9) I also have a number of basic regular expressions if the user wants light detection that checks for certain strings such as "download your xxx now", "buy xxx for just $£", and words like MP3s, Films, Porn, Cialis and other common spam words that would have no place on a site not selling such goods.

10) I always log any blocking so I can weed out any false positives and refine the regular expressions etc.

11) I also have an incremental ban time so the 1st time anyone gets banned is for 1 hour, then 2, then 4 then a day etc etc.The more times they come back the longer they get banned.

12) Sometimes I use JavaScript and AJAX to submit the form instead of standard submit buttons. As Javascript is so commonly used now (just look at Google), then most people have it enabled otherwise the majority of sites just wouldn't work or would have minimum features. It would require a human hacker to analyse your page to break it and then write a custom BOT just to hack the form when a technique like this is used.
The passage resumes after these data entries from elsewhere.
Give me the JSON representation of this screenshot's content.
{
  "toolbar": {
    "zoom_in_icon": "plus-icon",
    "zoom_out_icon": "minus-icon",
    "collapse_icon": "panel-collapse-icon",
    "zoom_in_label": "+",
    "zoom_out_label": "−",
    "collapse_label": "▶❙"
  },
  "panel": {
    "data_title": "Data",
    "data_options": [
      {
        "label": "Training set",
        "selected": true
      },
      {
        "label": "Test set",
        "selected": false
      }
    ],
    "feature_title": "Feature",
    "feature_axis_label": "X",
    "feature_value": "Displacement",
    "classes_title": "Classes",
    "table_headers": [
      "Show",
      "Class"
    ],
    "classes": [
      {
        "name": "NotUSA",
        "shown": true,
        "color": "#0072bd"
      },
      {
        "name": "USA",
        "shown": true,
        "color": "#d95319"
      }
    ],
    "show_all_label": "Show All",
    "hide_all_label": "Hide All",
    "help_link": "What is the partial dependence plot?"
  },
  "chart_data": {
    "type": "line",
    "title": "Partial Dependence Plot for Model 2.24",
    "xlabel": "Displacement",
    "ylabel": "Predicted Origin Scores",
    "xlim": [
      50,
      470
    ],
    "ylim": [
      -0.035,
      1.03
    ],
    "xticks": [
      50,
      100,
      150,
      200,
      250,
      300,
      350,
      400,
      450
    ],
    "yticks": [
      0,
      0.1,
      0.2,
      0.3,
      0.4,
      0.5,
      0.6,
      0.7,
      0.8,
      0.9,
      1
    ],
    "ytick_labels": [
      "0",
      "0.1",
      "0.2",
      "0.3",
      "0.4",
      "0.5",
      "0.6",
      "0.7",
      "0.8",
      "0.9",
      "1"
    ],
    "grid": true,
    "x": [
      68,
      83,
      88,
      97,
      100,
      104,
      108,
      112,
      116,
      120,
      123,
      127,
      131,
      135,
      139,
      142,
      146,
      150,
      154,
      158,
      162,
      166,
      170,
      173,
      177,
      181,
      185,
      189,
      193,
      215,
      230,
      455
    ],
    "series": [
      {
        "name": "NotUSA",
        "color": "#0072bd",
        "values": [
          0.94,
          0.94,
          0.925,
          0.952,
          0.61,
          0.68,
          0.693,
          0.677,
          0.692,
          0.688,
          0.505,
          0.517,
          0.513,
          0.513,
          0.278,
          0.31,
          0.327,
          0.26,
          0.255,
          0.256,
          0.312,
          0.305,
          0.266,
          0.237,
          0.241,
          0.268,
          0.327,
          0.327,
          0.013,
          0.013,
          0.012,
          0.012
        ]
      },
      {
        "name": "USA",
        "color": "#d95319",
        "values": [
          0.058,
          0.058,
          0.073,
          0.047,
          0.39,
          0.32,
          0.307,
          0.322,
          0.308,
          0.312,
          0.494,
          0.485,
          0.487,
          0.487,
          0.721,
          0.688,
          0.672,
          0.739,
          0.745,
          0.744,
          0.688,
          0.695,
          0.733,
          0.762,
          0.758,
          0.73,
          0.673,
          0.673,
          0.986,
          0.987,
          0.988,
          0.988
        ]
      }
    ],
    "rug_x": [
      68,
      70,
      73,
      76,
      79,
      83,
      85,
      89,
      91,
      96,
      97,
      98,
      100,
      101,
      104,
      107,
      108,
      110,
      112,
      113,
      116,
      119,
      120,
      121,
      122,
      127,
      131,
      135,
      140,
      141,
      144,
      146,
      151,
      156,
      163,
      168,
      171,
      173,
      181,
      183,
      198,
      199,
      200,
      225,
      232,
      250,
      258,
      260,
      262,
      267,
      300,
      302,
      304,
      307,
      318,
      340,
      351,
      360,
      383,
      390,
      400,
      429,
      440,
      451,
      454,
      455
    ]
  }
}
To get round this you can use a rolling random key created server side, inputted into a hidden element with Javascript on page load and then examined on form submission to ensure it is correct. If it's not then the person has tampered with the form by entering an old key not the new key and can be banned or blocked.

13) Another good way to stop automatic hack BOTs (ones that just roam the web looking for forms to try and submit and break out of to send emails etc - contact forms), is to not use FORM tags in your server side code but have compressed and encrypted JavaScript that on page load converts the <div id="form">....</div> into a real FORM with an action, method etc. Anyone viewing the non generated source code like most BOTS, won't see a FORM there to try to hack. Only a generated HTML source view (once the page has loaded), would show them this, which most BOTS would not be able to view.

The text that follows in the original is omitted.